Kniat had worked for plaintiff in error for ten or twelve years in different capacities. He had served successively as millwright, machinist, oiler and elevator operator. In May of 1938, he worked three days in plaintiff in error’s sweet pickle cellar and was then assigned to the clean-up gang, at which job he worked until January 3, 1939. Claimant testified that deceased injured his right side in May when he fell and split his head in the sweet *212pickle room, and came home that night complaining of a pain in his right side. He then bought a truss or athletic support, which he wore to work until January 3, 1939. She testified that for about two months prior to said date she was called upon to rub his side, and that about a month before that time there was a lump on his right side about the size of a hen’s egg, and that it gradually became larger. He came home about midnight January 3, 1939, and his side was too sore to permit rubbing. She then called Dr. Lownilc. He examined Kniat and found a swelling in his right lower abdomen, the inguinal region, which was a little larger than a hen’s egg. Dr. Lownilc treated him and in the morning of January 6, 1939, operated on him. Deceased developed post-operative pneumonia from which he died January 11. Dr.
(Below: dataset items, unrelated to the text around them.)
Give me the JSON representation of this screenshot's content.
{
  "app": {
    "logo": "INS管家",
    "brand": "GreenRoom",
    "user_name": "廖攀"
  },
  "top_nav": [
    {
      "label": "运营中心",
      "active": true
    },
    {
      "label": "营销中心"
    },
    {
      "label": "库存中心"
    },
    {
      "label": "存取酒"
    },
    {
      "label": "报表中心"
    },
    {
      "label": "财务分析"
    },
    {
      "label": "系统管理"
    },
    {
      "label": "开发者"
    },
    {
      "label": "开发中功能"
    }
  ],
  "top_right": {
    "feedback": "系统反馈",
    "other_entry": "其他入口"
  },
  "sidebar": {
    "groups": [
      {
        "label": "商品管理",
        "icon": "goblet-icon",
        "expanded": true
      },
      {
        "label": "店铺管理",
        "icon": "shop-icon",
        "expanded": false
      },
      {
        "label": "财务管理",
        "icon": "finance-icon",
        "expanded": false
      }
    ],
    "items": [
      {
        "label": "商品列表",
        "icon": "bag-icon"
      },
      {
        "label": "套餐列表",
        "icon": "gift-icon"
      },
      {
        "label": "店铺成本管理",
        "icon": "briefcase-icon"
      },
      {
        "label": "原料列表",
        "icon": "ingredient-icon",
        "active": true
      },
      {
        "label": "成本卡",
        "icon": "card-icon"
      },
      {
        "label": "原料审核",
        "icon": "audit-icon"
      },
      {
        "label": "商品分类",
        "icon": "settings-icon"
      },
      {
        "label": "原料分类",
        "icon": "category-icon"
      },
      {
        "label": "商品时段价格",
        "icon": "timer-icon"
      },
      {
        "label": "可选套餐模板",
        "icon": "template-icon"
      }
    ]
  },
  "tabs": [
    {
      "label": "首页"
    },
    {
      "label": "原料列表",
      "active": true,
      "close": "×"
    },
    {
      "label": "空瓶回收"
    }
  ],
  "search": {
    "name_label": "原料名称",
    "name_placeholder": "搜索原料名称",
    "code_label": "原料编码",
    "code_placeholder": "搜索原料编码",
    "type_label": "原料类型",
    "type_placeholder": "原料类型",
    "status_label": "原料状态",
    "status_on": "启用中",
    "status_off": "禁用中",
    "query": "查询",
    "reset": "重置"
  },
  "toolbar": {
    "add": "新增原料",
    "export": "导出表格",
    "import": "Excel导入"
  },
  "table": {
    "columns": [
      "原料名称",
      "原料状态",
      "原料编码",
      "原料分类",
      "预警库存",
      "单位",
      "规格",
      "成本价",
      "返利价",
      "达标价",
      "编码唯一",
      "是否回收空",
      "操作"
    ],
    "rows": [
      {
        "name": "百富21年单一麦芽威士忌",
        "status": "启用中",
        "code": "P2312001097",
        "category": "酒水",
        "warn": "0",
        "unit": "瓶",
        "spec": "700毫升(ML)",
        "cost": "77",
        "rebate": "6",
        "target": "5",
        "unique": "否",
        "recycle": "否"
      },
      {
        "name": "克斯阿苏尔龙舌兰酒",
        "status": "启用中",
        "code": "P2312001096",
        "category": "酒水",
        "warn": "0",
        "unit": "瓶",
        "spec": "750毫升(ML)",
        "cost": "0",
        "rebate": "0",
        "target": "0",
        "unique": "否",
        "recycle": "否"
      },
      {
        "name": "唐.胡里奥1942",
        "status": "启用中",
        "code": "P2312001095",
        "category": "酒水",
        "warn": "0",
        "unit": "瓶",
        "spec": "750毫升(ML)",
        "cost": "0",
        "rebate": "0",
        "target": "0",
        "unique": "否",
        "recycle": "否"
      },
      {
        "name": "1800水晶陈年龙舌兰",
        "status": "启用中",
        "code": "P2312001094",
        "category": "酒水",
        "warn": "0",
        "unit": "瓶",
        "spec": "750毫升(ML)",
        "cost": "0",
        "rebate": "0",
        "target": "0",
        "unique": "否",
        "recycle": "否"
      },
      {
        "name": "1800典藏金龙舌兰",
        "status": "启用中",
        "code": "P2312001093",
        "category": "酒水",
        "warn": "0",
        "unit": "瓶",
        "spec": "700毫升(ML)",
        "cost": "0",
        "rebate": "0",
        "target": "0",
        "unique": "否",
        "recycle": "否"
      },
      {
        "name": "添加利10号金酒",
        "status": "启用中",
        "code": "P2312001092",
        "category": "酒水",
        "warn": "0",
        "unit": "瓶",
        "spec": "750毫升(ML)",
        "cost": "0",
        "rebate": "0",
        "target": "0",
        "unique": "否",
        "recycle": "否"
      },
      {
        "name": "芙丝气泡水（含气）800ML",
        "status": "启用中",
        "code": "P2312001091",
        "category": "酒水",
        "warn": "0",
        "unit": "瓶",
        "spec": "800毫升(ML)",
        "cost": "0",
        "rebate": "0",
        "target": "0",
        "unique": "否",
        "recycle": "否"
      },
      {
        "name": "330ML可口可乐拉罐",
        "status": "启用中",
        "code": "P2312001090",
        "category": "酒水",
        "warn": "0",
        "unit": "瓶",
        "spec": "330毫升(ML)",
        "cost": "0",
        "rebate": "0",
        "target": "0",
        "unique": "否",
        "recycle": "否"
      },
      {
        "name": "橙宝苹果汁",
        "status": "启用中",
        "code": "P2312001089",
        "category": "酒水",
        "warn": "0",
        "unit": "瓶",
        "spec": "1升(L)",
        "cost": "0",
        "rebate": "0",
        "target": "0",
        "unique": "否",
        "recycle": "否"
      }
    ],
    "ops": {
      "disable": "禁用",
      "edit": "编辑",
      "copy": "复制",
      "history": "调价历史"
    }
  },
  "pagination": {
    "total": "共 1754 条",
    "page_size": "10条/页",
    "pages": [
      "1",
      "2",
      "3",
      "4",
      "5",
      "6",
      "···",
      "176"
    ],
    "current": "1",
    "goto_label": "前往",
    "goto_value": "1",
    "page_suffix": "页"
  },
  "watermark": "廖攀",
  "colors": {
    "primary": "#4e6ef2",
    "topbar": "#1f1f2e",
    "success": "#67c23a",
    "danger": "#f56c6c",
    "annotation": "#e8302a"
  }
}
Lownilc testified Kniat had a chronic hernia, and that this hernia had existed for a number of months as a simple hernia prior to the strangulation that occurred on January 5. He testified an acute hernia is one produced by a specific act, and a chronic hernia is one that results over a long period of time from gradual weakening of the abdominal wall at whatever part it may be, due to constant exertion, muscular strain, etc.

Deceased, at the time of his death, was 48 years old and weighed 142 pounds. As a member of the clean-up gang his duties were to sweep the meat off the killing floor and spray the floor with hot water. Once a week the gang would use steel wool on all the equipment. They would wash the tables with hot water and once a week with a mixture of hot water and soda ash. They carried water in 10-quart pails. They placed the said refuse in two-wheeled hand-trucks, which were about 4 feet long, 3 feet wide and 2 y-2. feet deep. A truck thus fully loaded might weigh as much as 500 pounds. It would depend on how heavy the load was whether one or two people handled it. The weight was balanced in the center and the trucks were seldom full. The employees pushed the trucks to a chute *213to unload them and to do this would lift up the rear of the truck. The front was in the shape of a half-moon and this tilting would cause most of the refuse to fall out. The person in charge would empty the remainder with a long-handled rake. It required from 20 to 25 pounds lifting to empty the truck. In cleaning the platforms used for butchering it was necessary to do some climbing, using either steps or ladders. The clean-up gang also moved perforated table tops by lifting them and leaning them against tables. The tops weighed from 5 to 25 or 30 pounds.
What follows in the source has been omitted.